Charlottesville, Virginia is a small quiet city that houses nearly 50,000 people. Home to the University of Virginia, one of the top universities in the country that was founded by Thomas Jefferson in 1819. However, despite the strong reputation that both the city and school have, racism and white supremacist groups have lived in the shadows of Charlottesville for decades.
On Saturday, the entire country had their eyes on the city, where white supremacy groups gathered in record numbers to protest the removal of the General Robert E. Lee statue. In February, the Charlottesville City Council had voted 3-2 to remove the statue from the Emancipation Park, which was formerly Lee Park.
This was not the first time that the KKK has protested in Charlottesville. There was a march as recently as July regarding the statue’s removal. To protest in a community, a person or group of people must get a permit signed by city officials. This permit requires the location, amount of people, and cause. The Ku Klux Klan’s “Unite the Right” group got this permit and was within their rights to peacefully demonstrate against the decision to remove the statue. Antifascist groups also applied and were granted permits disclosing their footprint and location to protest against the white supremacists.
Violence erupted between the two groups, and the protest was anything but peaceful. Police ended up using tear gas to break it up. People were using sticks and fire torches to fight. One woman, Heather Hayer, was killed and dozens more were injured after a white supremacist, James Alex Fields, Jr., drove through the crowd of counter-protesters. The scene looked much like it did back in the 1960s and 70s when violence broke out during protests scattered throughout the country after Jim Crow laws were abolished and segregation formally ended.

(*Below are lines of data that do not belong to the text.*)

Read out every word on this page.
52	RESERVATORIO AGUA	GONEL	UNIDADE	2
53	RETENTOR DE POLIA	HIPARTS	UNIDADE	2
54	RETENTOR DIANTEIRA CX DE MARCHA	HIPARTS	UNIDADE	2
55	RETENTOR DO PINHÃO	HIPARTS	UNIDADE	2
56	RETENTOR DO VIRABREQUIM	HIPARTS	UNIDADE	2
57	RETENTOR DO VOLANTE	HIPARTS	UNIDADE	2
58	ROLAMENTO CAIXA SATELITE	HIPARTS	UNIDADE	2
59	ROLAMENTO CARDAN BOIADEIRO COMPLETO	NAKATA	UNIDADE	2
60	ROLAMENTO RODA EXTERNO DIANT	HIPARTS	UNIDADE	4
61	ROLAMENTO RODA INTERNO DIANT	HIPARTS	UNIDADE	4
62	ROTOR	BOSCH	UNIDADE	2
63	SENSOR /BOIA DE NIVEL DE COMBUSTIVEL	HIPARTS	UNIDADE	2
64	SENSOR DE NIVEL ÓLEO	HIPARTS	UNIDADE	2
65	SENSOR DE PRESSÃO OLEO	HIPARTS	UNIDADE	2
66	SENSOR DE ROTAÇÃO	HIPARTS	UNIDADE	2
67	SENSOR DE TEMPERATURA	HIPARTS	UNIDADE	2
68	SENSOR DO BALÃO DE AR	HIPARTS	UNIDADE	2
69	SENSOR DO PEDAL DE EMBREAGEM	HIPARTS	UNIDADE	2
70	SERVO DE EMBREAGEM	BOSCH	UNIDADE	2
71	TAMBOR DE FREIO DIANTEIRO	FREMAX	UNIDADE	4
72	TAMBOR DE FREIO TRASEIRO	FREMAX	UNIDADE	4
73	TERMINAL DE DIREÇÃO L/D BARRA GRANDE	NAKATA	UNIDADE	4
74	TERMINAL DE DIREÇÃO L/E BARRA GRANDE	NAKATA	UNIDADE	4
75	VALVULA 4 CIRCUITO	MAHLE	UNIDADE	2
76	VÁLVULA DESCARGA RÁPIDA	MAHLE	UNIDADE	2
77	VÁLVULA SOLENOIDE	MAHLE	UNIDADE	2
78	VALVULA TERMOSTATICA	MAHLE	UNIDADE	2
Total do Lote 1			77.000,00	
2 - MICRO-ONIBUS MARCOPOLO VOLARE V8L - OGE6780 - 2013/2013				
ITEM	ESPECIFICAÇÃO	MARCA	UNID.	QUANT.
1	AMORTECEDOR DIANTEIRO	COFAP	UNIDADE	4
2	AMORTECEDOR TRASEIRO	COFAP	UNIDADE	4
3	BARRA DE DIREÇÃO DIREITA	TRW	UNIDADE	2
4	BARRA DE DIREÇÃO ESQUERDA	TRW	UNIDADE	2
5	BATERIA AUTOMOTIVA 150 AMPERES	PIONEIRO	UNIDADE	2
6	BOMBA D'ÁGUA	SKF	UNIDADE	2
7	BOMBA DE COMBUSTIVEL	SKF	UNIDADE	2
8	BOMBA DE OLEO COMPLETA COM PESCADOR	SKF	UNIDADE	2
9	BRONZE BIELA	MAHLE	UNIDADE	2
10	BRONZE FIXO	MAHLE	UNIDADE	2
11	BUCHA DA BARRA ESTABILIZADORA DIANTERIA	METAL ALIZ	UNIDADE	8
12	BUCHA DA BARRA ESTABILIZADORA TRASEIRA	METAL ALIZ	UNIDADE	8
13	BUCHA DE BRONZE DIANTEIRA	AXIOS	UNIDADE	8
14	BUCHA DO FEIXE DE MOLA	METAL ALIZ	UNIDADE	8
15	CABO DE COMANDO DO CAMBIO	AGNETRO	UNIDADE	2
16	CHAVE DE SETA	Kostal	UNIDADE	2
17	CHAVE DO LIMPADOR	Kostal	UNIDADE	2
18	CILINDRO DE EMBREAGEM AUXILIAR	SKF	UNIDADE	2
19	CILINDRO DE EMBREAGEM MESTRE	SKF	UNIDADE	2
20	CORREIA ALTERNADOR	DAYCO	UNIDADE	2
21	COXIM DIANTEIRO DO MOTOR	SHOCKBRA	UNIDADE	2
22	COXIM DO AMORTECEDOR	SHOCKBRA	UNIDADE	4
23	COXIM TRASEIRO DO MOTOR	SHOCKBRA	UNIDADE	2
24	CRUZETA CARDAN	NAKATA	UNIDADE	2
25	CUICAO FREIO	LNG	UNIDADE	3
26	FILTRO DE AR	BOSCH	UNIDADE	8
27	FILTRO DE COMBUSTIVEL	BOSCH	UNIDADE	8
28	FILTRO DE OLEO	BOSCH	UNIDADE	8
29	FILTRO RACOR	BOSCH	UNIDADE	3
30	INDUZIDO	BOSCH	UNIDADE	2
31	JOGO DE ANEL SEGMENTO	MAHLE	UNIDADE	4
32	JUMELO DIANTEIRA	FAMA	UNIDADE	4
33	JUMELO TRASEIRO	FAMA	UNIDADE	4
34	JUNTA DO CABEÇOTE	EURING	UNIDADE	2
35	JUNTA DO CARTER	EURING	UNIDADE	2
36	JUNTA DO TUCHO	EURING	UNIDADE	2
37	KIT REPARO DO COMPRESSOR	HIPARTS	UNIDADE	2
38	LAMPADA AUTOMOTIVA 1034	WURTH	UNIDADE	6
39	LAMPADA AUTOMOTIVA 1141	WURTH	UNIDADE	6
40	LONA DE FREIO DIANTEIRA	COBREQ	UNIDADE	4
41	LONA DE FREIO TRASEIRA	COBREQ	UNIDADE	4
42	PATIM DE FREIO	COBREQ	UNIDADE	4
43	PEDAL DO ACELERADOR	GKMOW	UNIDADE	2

Have we not learned from our history?
Sociology professor David Cunningham at the Washington University in St. Louis has extensively studied the Ku Klux Klan and the group’s tendencies. In an interview with Red Alert Politics, he pinpointed why he thinks racially-charged violence is back in the headlines.

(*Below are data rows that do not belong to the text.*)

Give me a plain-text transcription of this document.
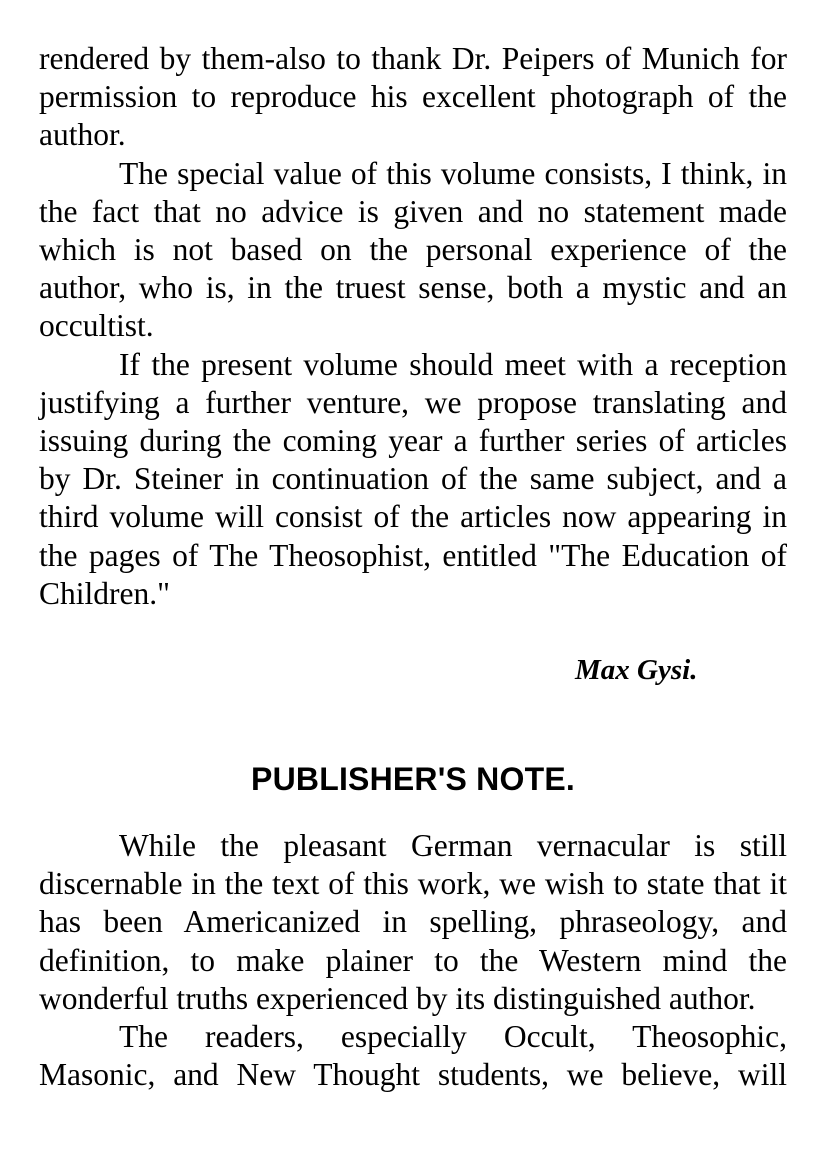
rendered by them-also to thank Dr. Peipers of Munich for permission to reproduce his excellent photograph of the author.

The special value of this volume consists, I think, in the fact that no advice is given and no statement made which is not based on the personal experience of the author, who is, in the truest sense, both a mystic and an occultist.

If the present volume should meet with a reception justifying a further venture, we propose translating and issuing during the coming year a further series of articles by Dr. Steiner in continuation of the same subject, and a third volume will consist of the articles now appearing in the pages of The Theosophist, entitled "The Education of Children."

Max Gysi.

PUBLISHER'S NOTE.

While the pleasant German vernacular is still discernable in the text of this work, we wish to state that it has been Americanized in spelling, phraseology, and definition, to make plainer to the Western mind the wonderful truths experienced by its distinguished author.

The readers, especially Occult, Theosophic, Masonic, and New Thought students, we believe, will
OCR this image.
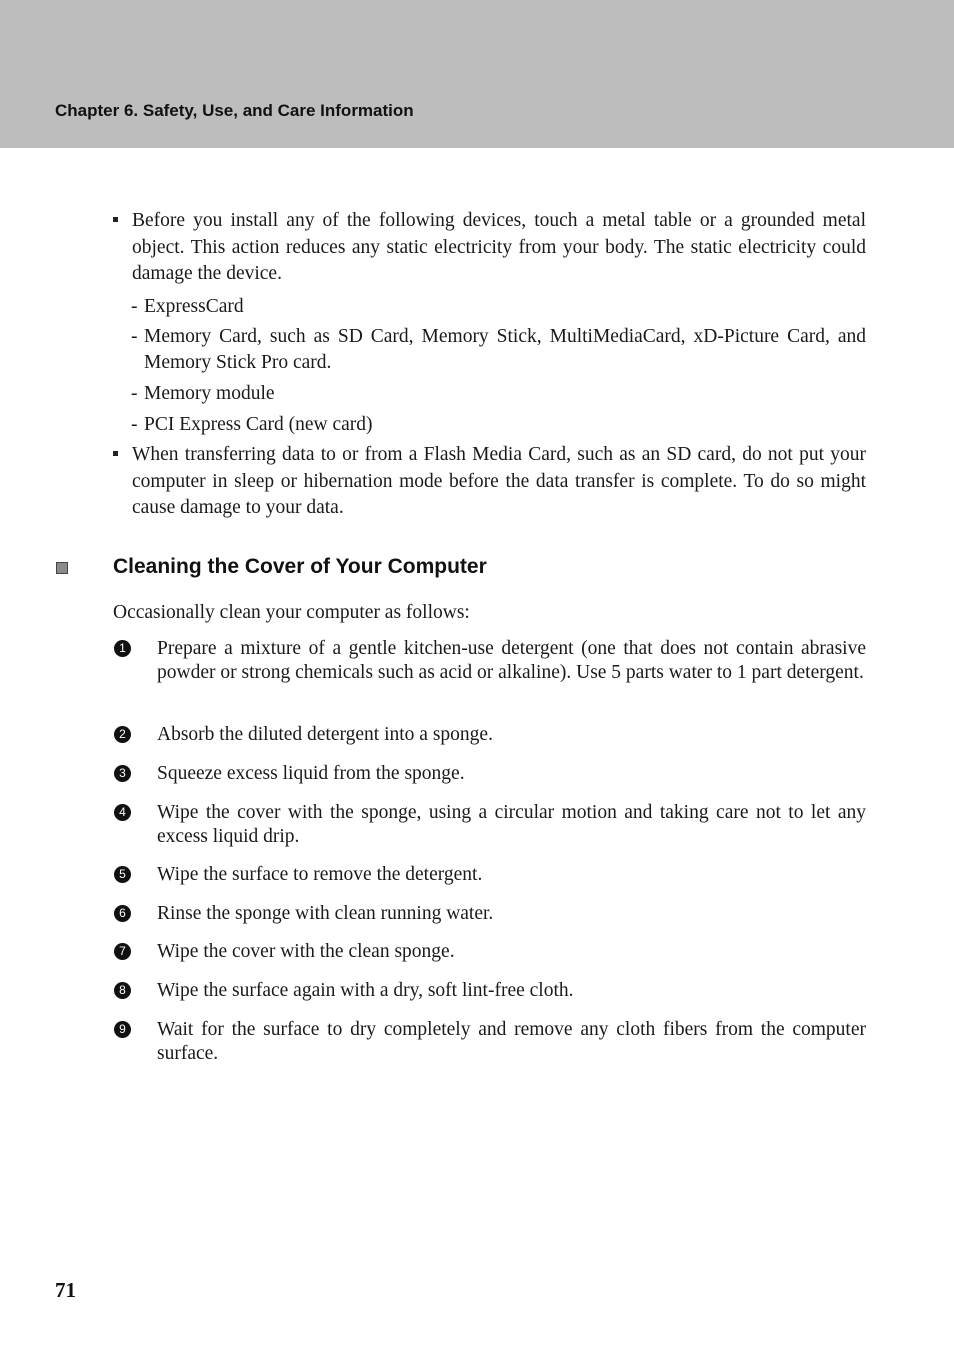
Chapter 6. Safety, Use, and Care Information
Before you install any of the following devices, touch a metal table or a grounded metal object. This action reduces any static electricity from your body. The static electricity could damage the device.
- ExpressCard
- Memory Card, such as SD Card, Memory Stick, MultiMediaCard, xD-Picture Card, and Memory Stick Pro card.
- Memory module
- PCI Express Card (new card)
When transferring data to or from a Flash Media Card, such as an SD card, do not put your computer in sleep or hibernation mode before the data transfer is complete. To do so might cause damage to your data.
Cleaning the Cover of Your Computer
Occasionally clean your computer as follows:
1 Prepare a mixture of a gentle kitchen-use detergent (one that does not contain abrasive powder or strong chemicals such as acid or alkaline). Use 5 parts water to 1 part detergent.
2 Absorb the diluted detergent into a sponge.
3 Squeeze excess liquid from the sponge.
4 Wipe the cover with the sponge, using a circular motion and taking care not to let any excess liquid drip.
5 Wipe the surface to remove the detergent.
6 Rinse the sponge with clean running water.
7 Wipe the cover with the clean sponge.
8 Wipe the surface again with a dry, soft lint-free cloth.
9 Wait for the surface to dry completely and remove any cloth fibers from the computer surface.
71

“I think it would have been unheard of to say that you could mobilize a thousand people before this year,” Cunningham said.

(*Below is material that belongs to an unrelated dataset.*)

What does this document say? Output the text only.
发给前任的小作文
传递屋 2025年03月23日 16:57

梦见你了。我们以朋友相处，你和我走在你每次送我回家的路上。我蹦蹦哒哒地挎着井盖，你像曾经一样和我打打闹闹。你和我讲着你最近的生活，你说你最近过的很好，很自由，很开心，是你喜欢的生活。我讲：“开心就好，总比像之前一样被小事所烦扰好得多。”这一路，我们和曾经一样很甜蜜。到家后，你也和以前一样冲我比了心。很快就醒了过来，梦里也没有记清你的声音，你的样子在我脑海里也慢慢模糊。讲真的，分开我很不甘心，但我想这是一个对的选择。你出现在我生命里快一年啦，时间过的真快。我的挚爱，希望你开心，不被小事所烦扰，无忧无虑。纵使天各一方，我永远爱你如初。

What he is noticing is racially-charged groups, like white supremacists, are organizing and mobilizing together more so than we’ve seen in the past 30 years. In part, he blames the climate of the country, saying that for the first time in a while these groups feel the nation is more supportive of protests and the collective action.
“I think a lot of these groups emerged because they felt threatened under the Obama Administration, but I think the type of response by President Trump or lack of response that he’s given in terms of condemning these groups has really provided them a license to act in new ways,” Cunningham explained.
President Trump has faced widespread criticism from both Republicans and Democrats after he failed to denounce the Ku Klux Klan, neo-Nazis, and white nationalists, by name, in his statements following the riots. He later made a second statement, correcting his initial mistake. Some people have criticized the president by arguing that Trump has created a more polarizing climate in the United States that allows racist groups to capitalize. However, Cunningham said this rise from the radical right started mobilizing under the Obama Administration.
“Under President Obama, what we saw was the sharp rise in the number of groups on the radical right that were formed. These are groups that perceive that their way of life is under threat by the Obama administration,” Cunningham said.
The difference the country is seeing in the past year, Cunningham says, is the mobilization of these radical groups.
“I did a lot of work looking at the KKK in the 1960s and that was a gathering you would see very commonly through the South during the mid-60s. But from the 70s onward, it’s really difficult to see them be able to turn out any group like that in those kinds of numbers,” he said.
Cunningham doesn’t pin the rise of the racially charged groups on politics as much as he does the police.
“When I looked at the data and what you really see is starting around 1966, there was a sharp uptick in the policing of organized white supremacy and through that policing it made it much more difficult for these groups to organize and mobilize.” Cunningham continued, “This is largely a policing story or a lack thereof.”
Starting around the 1960s, Cunningham said police in southern states would proactively inhibit the ability of these groups to gather. The police would make extensive requirements and refuse to grant permits not allowing them to mobilize.
“Certainly you could challenge some of those measures on constitutional grounds that they were interfering with their freedom of assembly, but that is what happened in the later 60s, and it was quite effective,” Cunningham said.
Cunningham’s call to action is to the police force. He argues that law enforcement should be proactive rather than reactive when it comes to these massive rallies and protests.
The police granted permits for these groups to protest and knew the size of both groups attending. Critics from both sides argued that law enforcement could have done more to manage the violence, saying they ‘stood on the sidelines.’ These racially charged hate groups, while morally wrong, do get the rights to assemble and do so often. But their rights to assembly only go so far, the demonstration must be peaceful, Saturday was far from it.